In true totalitarian fashion, CRT denies the importance (or even the meaningful existence) of individual rights and freedoms and reduces all people to mere members of identity groups. It demands that every aspect of society and every human interaction be constantly scrutinized through the lens of race, and it assumes the presence of racism in every situation without exception. And, according to CRT doctrine, anyone who challenges or questions any aspect of CRT does so only to protect and preserve racial privilege and systemically racist institutions.

CRT quickly picked up traction on American college campuses until it became almost universally accepted as the only legitimate way of addressing and analyzing racial issues. And in the past several years (in case you haven’t noticed), CRT has broken out into mainstream American society and culture in a really big way.

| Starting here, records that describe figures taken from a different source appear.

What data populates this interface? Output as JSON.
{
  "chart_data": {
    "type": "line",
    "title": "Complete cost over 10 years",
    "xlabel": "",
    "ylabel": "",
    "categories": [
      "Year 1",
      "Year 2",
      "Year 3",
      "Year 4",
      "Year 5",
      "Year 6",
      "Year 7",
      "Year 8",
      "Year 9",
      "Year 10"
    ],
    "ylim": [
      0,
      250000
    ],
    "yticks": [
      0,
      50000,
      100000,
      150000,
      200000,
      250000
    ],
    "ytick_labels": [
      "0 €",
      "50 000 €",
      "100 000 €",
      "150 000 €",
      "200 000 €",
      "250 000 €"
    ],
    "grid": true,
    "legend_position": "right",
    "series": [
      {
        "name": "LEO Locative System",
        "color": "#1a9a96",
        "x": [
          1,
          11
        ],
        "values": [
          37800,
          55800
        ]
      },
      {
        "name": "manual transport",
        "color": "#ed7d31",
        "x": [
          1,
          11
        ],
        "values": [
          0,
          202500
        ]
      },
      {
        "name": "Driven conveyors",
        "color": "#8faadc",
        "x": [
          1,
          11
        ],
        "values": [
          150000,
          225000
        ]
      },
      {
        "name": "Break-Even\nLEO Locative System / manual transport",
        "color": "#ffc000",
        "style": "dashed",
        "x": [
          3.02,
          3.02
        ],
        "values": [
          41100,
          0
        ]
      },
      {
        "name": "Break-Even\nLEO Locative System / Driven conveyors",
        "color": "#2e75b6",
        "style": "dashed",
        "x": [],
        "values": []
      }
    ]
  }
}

This ideology and its terminology are everywhere now. It’s in education at all levels. It has been incorporated into the language of government, politics, law, business, and almost every field of learning. It’s the main engine driving identity politics, and far too many politicians, corporate leaders, and major media figures are either aggressively pushing or timidly bowing to this stuff.

 Forgive me for wanton hyperbole, but CRT seems to be taking over the world. And if this twisted, deeply cynical way of looking at people and society is going to be resisted, that window for resistance appears to be closing fast.

But I’m not asking anyone to just take my word regarding CRT. I strongly encourage everyone, especially those working in the field of education, to do some research on their own and look deeper than the standard media narratives and all the propaganda floating around out there. But be careful. Reading CRT literature can tie your brain up in a knot. This stuff is highly manipulative, and it’s intentionally designed to leverage your own good intentions against you.

Dr. James Lindsay and Art Keller have provided some valuable insights into CRT that can probably still be found on the internet. And go online and check out what is currently being taught to students as young as kindergarten age in the Buffalo Public School System.

And you might take the time to read some of the writings of the late Wyatt Tee Walker, a hero of the Civil Rights Movement, who late in his life was outspoken in his opposition to CRT. Walker recognized that the central premises of CRT cannot be reconciled with Dr. Martin Luther King’s dream that all people should be judged by the content of their character, rather than the color of their skin.

Critical Race Theory, on the other hand, puts little to no emphasis on character and elevates racial identity as the only thing that really matters. And that, in my view, is the very definition of racism.